Celebrating Swedish midsummer with Scan meatballs

IMG_2317A few weeks ago Scan meatballs sent me some Swedish meatballs and recipe ideas. The recipes were for summery, light recipes to celebrate Swedish midsummer, but when I told Andrew about them he demanded that I try to recreate his favourite IKEA meatballs. I bribe him to take me to IKEA by saying that we’ll have a plate of meatballs and chips as a reward for getting half way around the shop without killing eachother and / or everyone else because it’s such a dreadful but sometimes necessary experience.

There’s something about IKEA meatball sauce which is not entirely pleasant in my mind, but still edible. I  have a feeling that perhaps it’s cooked with mushrooms, and you know how much I hate them. So I didn’t want to recreate the taste exactly, but still end up with a delicious gravy.

IMG_2315What I did was surprisingly simple and effective. I fried some onions with the meatballs in a frying pan (you don’t need oil as the meatballs do release some as they cook) and as soon as the onions browned I added some flour to soak into the meat juices. Then I gradually added beef stock to the pan, mixing it to combine with the flour and produce a rich brown gravy. And that was literally it. And it made one of the nicest meals I have eaten; a meal which Andrew has subsequently requested 3 times in as many weeks.

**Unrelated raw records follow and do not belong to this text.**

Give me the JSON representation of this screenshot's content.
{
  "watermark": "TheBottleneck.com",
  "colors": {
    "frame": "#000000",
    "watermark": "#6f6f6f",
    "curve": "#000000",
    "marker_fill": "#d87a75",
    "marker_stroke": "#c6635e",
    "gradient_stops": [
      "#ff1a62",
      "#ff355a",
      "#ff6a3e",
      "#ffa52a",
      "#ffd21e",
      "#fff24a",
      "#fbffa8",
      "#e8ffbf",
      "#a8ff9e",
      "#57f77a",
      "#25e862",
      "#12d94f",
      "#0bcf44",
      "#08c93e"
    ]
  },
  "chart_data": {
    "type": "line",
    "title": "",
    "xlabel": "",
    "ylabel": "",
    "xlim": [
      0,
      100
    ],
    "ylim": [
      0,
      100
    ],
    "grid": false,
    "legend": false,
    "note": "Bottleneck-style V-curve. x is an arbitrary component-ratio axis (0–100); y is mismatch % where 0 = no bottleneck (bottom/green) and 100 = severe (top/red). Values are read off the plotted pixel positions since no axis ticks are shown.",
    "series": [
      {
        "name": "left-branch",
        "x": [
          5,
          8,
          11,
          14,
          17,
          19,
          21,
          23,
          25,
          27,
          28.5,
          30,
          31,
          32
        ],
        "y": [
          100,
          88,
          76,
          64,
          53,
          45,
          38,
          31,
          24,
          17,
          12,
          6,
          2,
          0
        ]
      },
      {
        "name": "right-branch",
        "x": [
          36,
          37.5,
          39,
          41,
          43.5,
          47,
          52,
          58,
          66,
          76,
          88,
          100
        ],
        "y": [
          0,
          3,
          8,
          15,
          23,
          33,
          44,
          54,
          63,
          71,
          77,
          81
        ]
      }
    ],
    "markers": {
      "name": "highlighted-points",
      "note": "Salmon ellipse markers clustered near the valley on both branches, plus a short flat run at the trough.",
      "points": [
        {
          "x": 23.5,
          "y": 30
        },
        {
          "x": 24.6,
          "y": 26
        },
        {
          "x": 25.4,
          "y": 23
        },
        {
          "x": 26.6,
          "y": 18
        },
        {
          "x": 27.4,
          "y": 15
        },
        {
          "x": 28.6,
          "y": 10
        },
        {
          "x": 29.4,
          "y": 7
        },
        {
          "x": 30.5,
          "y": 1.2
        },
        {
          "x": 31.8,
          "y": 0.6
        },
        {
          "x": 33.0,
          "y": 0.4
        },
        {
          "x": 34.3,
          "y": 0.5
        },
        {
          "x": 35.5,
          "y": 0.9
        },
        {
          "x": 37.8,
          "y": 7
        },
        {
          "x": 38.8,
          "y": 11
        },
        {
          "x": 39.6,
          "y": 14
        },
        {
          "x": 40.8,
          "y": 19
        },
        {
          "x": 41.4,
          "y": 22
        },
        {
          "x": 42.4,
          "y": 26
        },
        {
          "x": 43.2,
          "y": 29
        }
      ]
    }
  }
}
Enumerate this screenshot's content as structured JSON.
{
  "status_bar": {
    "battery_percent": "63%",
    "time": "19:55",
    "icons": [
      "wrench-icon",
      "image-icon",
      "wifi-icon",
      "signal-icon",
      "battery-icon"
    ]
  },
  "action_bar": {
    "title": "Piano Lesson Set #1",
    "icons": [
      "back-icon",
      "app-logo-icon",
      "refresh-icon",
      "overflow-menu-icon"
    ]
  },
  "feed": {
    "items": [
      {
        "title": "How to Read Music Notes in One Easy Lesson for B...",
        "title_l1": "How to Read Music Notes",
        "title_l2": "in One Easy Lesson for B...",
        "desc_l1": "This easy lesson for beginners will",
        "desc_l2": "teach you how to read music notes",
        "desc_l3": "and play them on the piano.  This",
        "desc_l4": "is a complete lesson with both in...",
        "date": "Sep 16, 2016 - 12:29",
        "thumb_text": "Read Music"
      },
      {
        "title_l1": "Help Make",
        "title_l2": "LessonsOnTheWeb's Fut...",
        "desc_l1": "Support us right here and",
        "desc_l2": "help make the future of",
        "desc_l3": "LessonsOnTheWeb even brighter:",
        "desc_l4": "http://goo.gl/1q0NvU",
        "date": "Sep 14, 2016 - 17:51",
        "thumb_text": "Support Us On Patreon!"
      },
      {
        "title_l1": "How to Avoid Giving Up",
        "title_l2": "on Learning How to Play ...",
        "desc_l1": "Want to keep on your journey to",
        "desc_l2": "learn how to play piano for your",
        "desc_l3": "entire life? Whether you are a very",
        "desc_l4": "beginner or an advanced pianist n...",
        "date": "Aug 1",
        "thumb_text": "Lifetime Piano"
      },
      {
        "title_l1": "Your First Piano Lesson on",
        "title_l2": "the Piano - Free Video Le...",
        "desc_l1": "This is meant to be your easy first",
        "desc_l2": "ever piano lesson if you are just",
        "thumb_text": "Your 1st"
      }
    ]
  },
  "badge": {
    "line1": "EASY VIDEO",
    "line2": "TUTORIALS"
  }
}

However, I debated about the best time to post the recipe on It’s not easy being greedy as I wanted to link it to Swedish midsummer, but it’s the least summery recipe I know (gravy does not equal summer). But then I reminded myself that this summer weather is pretty grim at the moment (seriously, this is June?!) and so I decided to post it anyway. So here you go, Swedish meatballs to celebrate Midsummer (summer, pah). Have a tot of schnapps as well and forget about this bloody weather.

IMG_2316Swedish meatballs – serves 2

1 pack of Scan Swedish meatballs, 1 large onion, 1 level tablespoon plain flour, 1 pint beef stock (I made mine with an OXO cube), salt and pepper, chopped parsley (optional)

Heat a deep-sided frying pan (enough to hold the gravy) and gently warm through the  meatballs (they are already cooked) until they start to release some fat. If you feel it’s necessary you can add a drop of vegetable oil to the pan, although I didn’t, and then add the sliced onion and fry gently until softened and lightly coloured. Sprinkle the flour onto the meatballs and onions so they are lightly coated, then add the stock to the pan a little at a time. Stir the stock into the floury meatballs so the flour becomes a paste, then add more until you end up with a thick gravy. Add as much stock as you need to achieve the consistency you like in your gravy (we like ours quite thick) and then continue to heat the meatballs, onions and gravy for a few minutes (to cook out the flour).

Add salt and pepper according to taste (and maybe some chopped parsley if you have some) and serve with peas and a jacket potato or new potatoes.

By the way, you can also make this with homemade meatballs (I reckon a mixture of pork and beef mince would be most authentic), but the Scan ones are rather delicious, and extremely filling. I received a couple of family sized packs which are enough for two adults and two kids according to the box. I don’t remember how many meatballs were in there but we had loads leftover. I’d say that 7 meatballs per person is a very decent portion (and I think there are 14 meatballs in the two-person pack that we subsequently bought from Ocado to satisfy Andrew’s desire for more), and remember I am greedy.

And for any vegetarians amongst you, check out Amuse Your Bouche for Swedish bean balls with lingonberry gravy. Or for a lighter option, Maison Cupcake has this scandi-ish mackerel salad recipe which looks rather delicious.